Superior Auto Body Ltd Saskatoon has been in business since 1961, and they are an SGI ELITE Autobody shop and have been SGI accredited since 1982. There are many reasons they have so many loyal longstanding clients from all over the city, but mostly it is the small, personal touches that they offer to people who have been unfortunate enough to require their services. They offer newer model courtesy cars and vans for clients... and to help out, they also pick up your vehicle and take it to your SGI appointment for you and deliver the courtesy car to you at home. In our latest accident prevention tip, they share advice about safety at railway crossings in Saskatchewan.
IN A COLLISION WITH A TRAIN, THE TRAIN WILL ALWAYS WIN!
When driving your vehicle around Saskatoon and area roads, it’s easy to think you’re the king of the road. But when that road intersects with railway tracks, be prepared to give up your crown. There are so many rail tracks crisscrossing our province and many of them do not have safety barriers.
Trains are massive columns of speeding metal that can take more than a kilometer to come to a complete stop. As a driver, you need to respect their size and power or risk serious consequences.
Vehicle collisions with trains result in an average of 12 injuries and 2 deaths each year in Saskatchewan. The human cost is tragic, particularly because collisions with trains are entirely preventable.
SASKATCHEWAN RAILWAY CROSSING ISSUES
It’s a dubious distinction for Saskatchewan; a disproportionate number of railway crossings that are judged to be the most dangerous in the country. Of the 500 railway crossings that Transport Canada has assessed as being among the most dangerous in Canada, more than 60 are in this province. Put another way, with only about three percent of Canada’s population, we have an unlucky 13 percent of the crossings on this list.
Transport Canada says this list reflects a number of elements including not only the number of collisions, but also the characteristics of the crossings including:
- Volumes of rail and vehicle traffic,
- The type of trains,
- The number of tracks,
- Vehicle and train speeds and,
- Whether these crossings are in rural or urban areas.
Mixed in too, is information from a database of “rail occurrences” maintained by the Transportation Safety Board of Canada, including “accident and incident” data.
RAILWAY CROSSINGS – SUPERIOR SAFETY TIPS FOR SASKATOON AND AREA DRIVERS
Be alert and be prepared to stop
As you approach a crossing in the middle of Saskatoon or in rural Saskatchewan – whether marked or uncontrolled – remember to slow down and look both ways. You must stop if you see a train coming since they always have the right of way.
Never try to race through a crossing before a train arrives
They aren’t required to slow down at crossings and their speed can often be difficult to gauge. Trying to save a few seconds by beating the train simply isn’t worth the risk. Regardless of what you drive, in a collision with a train, the train will always win. To reinforce this point, many railway crossings are equipped with electronic warning devices. Their message is simple: stop your vehicle and wait until it’s safe to proceed. Don’t needlessly put yourself in harm’s way by ignoring flashing lights or driving around barrier arms. Even if you make it safely over the tracks, a hefty fine could be waiting for you on the other side. Tickets for failing to obey a stop signal at a railway crossing start at $220.
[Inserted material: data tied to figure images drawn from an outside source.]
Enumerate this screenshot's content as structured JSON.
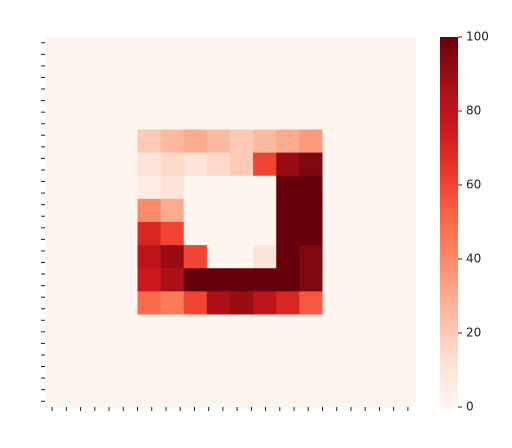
{
  "chart_data": {
    "type": "heatmap",
    "colormap": [
      "#fff5f0",
      "#fee0d2",
      "#fcbba1",
      "#fc9272",
      "#fb6a4a",
      "#ef3b2c",
      "#cb181d",
      "#a50f15",
      "#67000d"
    ],
    "clim": [
      0,
      100
    ],
    "cticks": [
      0,
      20,
      40,
      60,
      80,
      100
    ],
    "values": [
      [
        0,
        0,
        0,
        0,
        0,
        0,
        0,
        0,
        0,
        0,
        0,
        0,
        0,
        0,
        0,
        0
      ],
      [
        0,
        0,
        0,
        0,
        0,
        0,
        0,
        0,
        0,
        0,
        0,
        0,
        0,
        0,
        0,
        0
      ],
      [
        0,
        0,
        0,
        0,
        0,
        0,
        0,
        0,
        0,
        0,
        0,
        0,
        0,
        0,
        0,
        0
      ],
      [
        0,
        0,
        0,
        0,
        0,
        0,
        0,
        0,
        0,
        0,
        0,
        0,
        0,
        0,
        0,
        0
      ],
      [
        0,
        0,
        0,
        0,
        20,
        25,
        30,
        25,
        20,
        25,
        30,
        35,
        0,
        0,
        0,
        0
      ],
      [
        0,
        0,
        0,
        0,
        10,
        15,
        10,
        15,
        20,
        60,
        90,
        95,
        0,
        0,
        0,
        0
      ],
      [
        0,
        0,
        0,
        0,
        5,
        10,
        0,
        0,
        0,
        0,
        100,
        100,
        0,
        0,
        0,
        0
      ],
      [
        0,
        0,
        0,
        0,
        40,
        30,
        0,
        0,
        0,
        0,
        100,
        100,
        0,
        0,
        0,
        0
      ],
      [
        0,
        0,
        0,
        0,
        70,
        60,
        0,
        0,
        0,
        0,
        100,
        100,
        0,
        0,
        0,
        0
      ],
      [
        0,
        0,
        0,
        0,
        80,
        90,
        60,
        0,
        0,
        10,
        100,
        95,
        0,
        0,
        0,
        0
      ],
      [
        0,
        0,
        0,
        0,
        75,
        85,
        100,
        100,
        100,
        100,
        100,
        95,
        0,
        0,
        0,
        0
      ],
      [
        0,
        0,
        0,
        0,
        50,
        45,
        60,
        85,
        90,
        80,
        70,
        55,
        0,
        0,
        0,
        0
      ],
      [
        0,
        0,
        0,
        0,
        0,
        0,
        0,
        0,
        0,
        0,
        0,
        0,
        0,
        0,
        0,
        0
      ],
      [
        0,
        0,
        0,
        0,
        0,
        0,
        0,
        0,
        0,
        0,
        0,
        0,
        0,
        0,
        0,
        0
      ],
      [
        0,
        0,
        0,
        0,
        0,
        0,
        0,
        0,
        0,
        0,
        0,
        0,
        0,
        0,
        0,
        0
      ],
      [
        0,
        0,
        0,
        0,
        0,
        0,
        0,
        0,
        0,
        0,
        0,
        0,
        0,
        0,
        0,
        0
      ]
    ]
  }
}
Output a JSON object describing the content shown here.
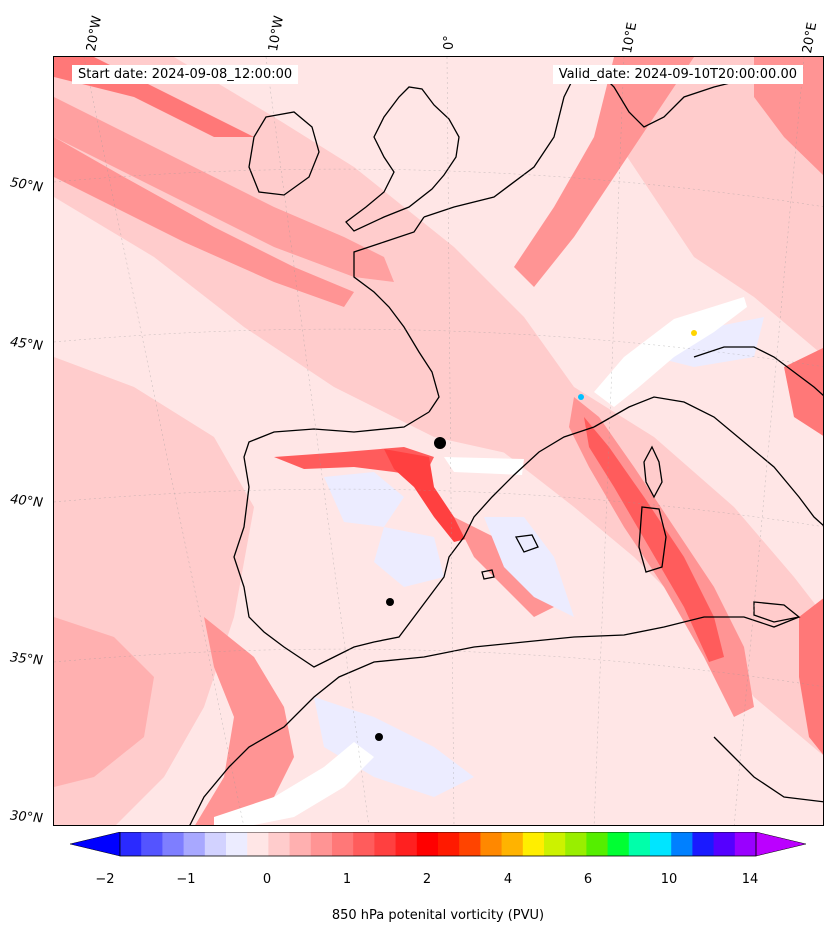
{
  "header": {
    "start_date": "Start date: 2024-09-08_12:00:00",
    "valid_date": "Valid_date: 2024-09-10T20:00:00.00"
  },
  "longitude_labels": [
    "20°W",
    "10°W",
    "0°",
    "10°E",
    "20°E"
  ],
  "latitude_labels": [
    "50°N",
    "45°N",
    "40°N",
    "35°N",
    "30°N"
  ],
  "colorbar": {
    "label": "850 hPa potenital vorticity (PVU)",
    "ticks": [
      "−2",
      "−1",
      "0",
      "1",
      "2",
      "4",
      "6",
      "10",
      "14"
    ],
    "colors": [
      "#0000ff",
      "#2a2aff",
      "#5454ff",
      "#7e7eff",
      "#a8a8ff",
      "#d2d2ff",
      "#ececff",
      "#ffe6e6",
      "#ffcccc",
      "#ffb0b0",
      "#ff9494",
      "#ff7878",
      "#ff5c5c",
      "#ff4040",
      "#ff2020",
      "#ff0000",
      "#ff1a00",
      "#ff4400",
      "#ff8800",
      "#ffb300",
      "#ffee00",
      "#ccf200",
      "#99ee00",
      "#55ee00",
      "#00ff33",
      "#00ffaa",
      "#00e5ff",
      "#0080ff",
      "#1a1aff",
      "#5500ff",
      "#9900ff",
      "#bb00ff"
    ]
  },
  "map": {
    "background_color": "#ffe6e6",
    "coastline_color": "#000000"
  }
}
Exercise caution around railway tracks even if you don’t see a train approaching
A common mistake is stopping on the tracks while waiting for traffic ahead of you to proceed. Not only do you risk a collision with a train, but your vehicle could be struck by the barrier arms if they’re activated. To avoid these situations, stop well behind the barriers and wait until you have enough room to clear the tracks completely.
Be sure to look for multiple sets of tracks
They are indicated by a small numbered sign under the traditional railway crossbuck. Don’t proceed after a train has passed until making sure another isn’t approaching on a different set of tracks.
Watch for other vehicles stopping in front of you
Half of all crashes occurring at crossings are rear-end collisions where the lead vehicle is slowing down or stopping. Pay particular attention to school buses since they are required to stop at all uncontrolled railway crossings. Flashing amber lights will be activated on the bus, giving you plenty of warning before it stops.
Staying safe near trains isn’t complicated. Rather, it’s a matter of knowing the rules and obeying them to ensure that you arrive at your destination safely.